I predict that the Supreme Court decision on DOMA will have a significant impact on the number of queer titles from mainstream publishers in future years. That landmark political change will have much more impact than any buying campaign by the 1-2% of us who are hard core queer lit fans. My second prediction: those mainstream releases will tend to deal with gay and lesbian couples getting married, and tend to be essentially books for non-queer readers – with straight heroines and heroes and gay or lesbian secondary characters.

So what about the 1-2%? This is a estimate that I arrived at considering: (a) most hard core queer lit fans are queer, and queer people are only 2-10% of the population according to most studies; (b) deduct at least half of the percentage points since, like our non-queer counterparts, the majority of queer people don’t read at all; (c) deduct a couple more percentage points since some queer readers aren’t particularly interested in queer literature anyway; (d) add a percentage point or two for non-queer people who mostly read queer literature.

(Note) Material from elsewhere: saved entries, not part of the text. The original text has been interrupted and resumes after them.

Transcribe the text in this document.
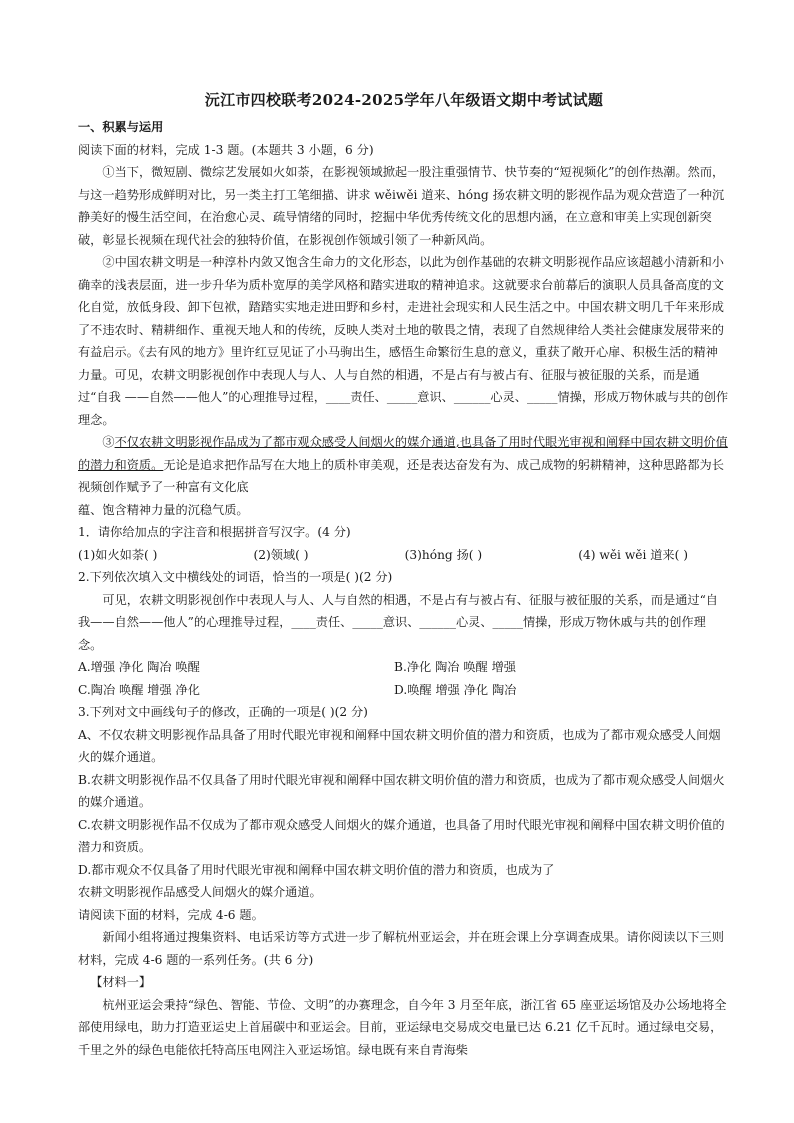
沅江市四校联考2024-2025学年八年级语文期中考试试题

一、积累与运用

阅读下面的材料，完成 1-3 题。(本题共 3 小题，6 分)

①当下，微短剧、微综艺发展如火如荼，在影视领域掀起一股注重强情节、快节奏的“短视频化”的创作热潮。然而，与这一趋势形成鲜明对比，另一类主打工笔细描、讲求 wěiwěi 道来、hóng 扬农耕文明的影视作品为观众营造了一种沉静美好的慢生活空间，在治愈心灵、疏导情绪的同时，挖掘中华优秀传统文化的思想内涵，在立意和审美上实现创新突破，彰显长视频在现代社会的独特价值，在影视创作领域引领了一种新风尚。

②中国农耕文明是一种淳朴内敛又饱含生命力的文化形态，以此为创作基础的农耕文明影视作品应该超越小清新和小确幸的浅表层面，进一步升华为质朴宽厚的美学风格和踏实进取的精神追求。这就要求台前幕后的演职人员具备高度的文化自觉，放低身段、卸下包袱，踏踏实实地走进田野和乡村，走进社会现实和人民生活之中。中国农耕文明几千年来形成了不违农时、精耕细作、重视天地人和的传统，反映人类对土地的敬畏之情，表现了自然规律给人类社会健康发展带来的有益启示。《去有风的地方》里许红豆见证了小马驹出生，感悟生命繁衍生息的意义，重获了敞开心扉、积极生活的精神力量。可见，农耕文明影视创作中表现人与人、人与自然的相遇，不是占有与被占有、征服与被征服的关系，而是通过“自我 ——自然——他人”的心理推导过程，____责任、_____意识、______心灵、_____情操，形成万物休戚与共的创作理念。

③不仅农耕文明影视作品成为了都市观众感受人间烟火的媒介通道,也具备了用时代眼光审视和阐释中国农耕文明价值的潜力和资质。无论是追求把作品写在大地上的质朴审美观，还是表达奋发有为、成己成物的躬耕精神，这种思路都为长视频创作赋予了一种富有文化底

蕴、饱含精神力量的沉稳气质。

1．请你给加点的字注音和根据拼音写汉字。(4 分)

(1)如火如荼( )	(2)领域( )	(3)hóng 扬( )	(4) wěi wěi 道来( )

2.下列依次填入文中横线处的词语，恰当的一项是( )(2 分)

可见，农耕文明影视创作中表现人与人、人与自然的相遇，不是占有与被占有、征服与被征服的关系，而是通过“自我——自然——他人”的心理推导过程，____责任、_____意识、______心灵、_____情操，形成万物休戚与共的创作理念。

A.增强 净化 陶冶 唤醒	B.净化 陶冶 唤醒 增强
C.陶冶 唤醒 增强 净化	D.唤醒 增强 净化 陶冶

3.下列对文中画线句子的修改，正确的一项是( )(2 分)

A、不仅农耕文明影视作品具备了用时代眼光审视和阐释中国农耕文明价值的潜力和资质，也成为了都市观众感受人间烟火的媒介通道。

B.农耕文明影视作品不仅具备了用时代眼光审视和阐释中国农耕文明价值的潜力和资质，也成为了都市观众感受人间烟火的媒介通道。

C.农耕文明影视作品不仅成为了都市观众感受人间烟火的媒介通道，也具备了用时代眼光审视和阐释中国农耕文明价值的潜力和资质。

D.都市观众不仅具备了用时代眼光审视和阐释中国农耕文明价值的潜力和资质，也成为了

农耕文明影视作品感受人间烟火的媒介通道。

请阅读下面的材料，完成 4-6 题。

新闻小组将通过搜集资料、电话采访等方式进一步了解杭州亚运会，并在班会课上分享调查成果。请你阅读以下三则材料，完成 4-6 题的一系列任务。(共 6 分)

【材料一】

杭州亚运会秉持“绿色、智能、节俭、文明”的办赛理念，自今年 3 月至年底，浙江省 65 座亚运场馆及办公场地将全部使用绿电，助力打造亚运史上首届碳中和亚运会。目前，亚运绿电交易成交电量已达 6.21 亿千瓦时。通过绿电交易，千里之外的绿色电能依托特高压电网注入亚运场馆。绿电既有来自青海柴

I was tempted to invoke the slogan: We are the 1%! But I’ll restrain myself. 🙂

The good news that we don’t hear about enough is that there are many (hundreds? thousands?) of queer titles published and self-published every year. Try doing a search at Amazon. When I typed in “gay fantasy” just today, it turned up 5,341 titles. Scrolling through the first few pages, the vast majority of them were published by small presses or they were self-published.

Side note: Those first few titles also leaned heavily toward romance, so there may be fewer books with fantasy as their major theme and/or you have to search a little harder for them.

Queer presses and self-pubbed queer authors are creating cultural equality. With the growth of digital publications and on-line booksellers, the access point has widened dramatically. Lazarov says: “If you don’t see what you want to see in comics, make your own fucking comics.” (And he means the last part quite literally you’ll understand if you peruse his work). 🙂

I would add to that: if you want more stories about transgender people, lesbians, bisexuals, gay men, etc., do something to support LGBT political equality. Political equality and cultural equality are intertwined.

I know that many queer and ally authors are fighting the battles in and out of our manuscripts, so you can call me out on preaching to the choir. I guess what I’m getting at is that it makes more sense to me to frame the discussion in our own terms. We’ve got a fabulously talented community of authors and artists turning out high quality and diverse queer stories. Many of us have been doing the work for decades that has enabled queer characters to appear on the covers of mainstream books and comics.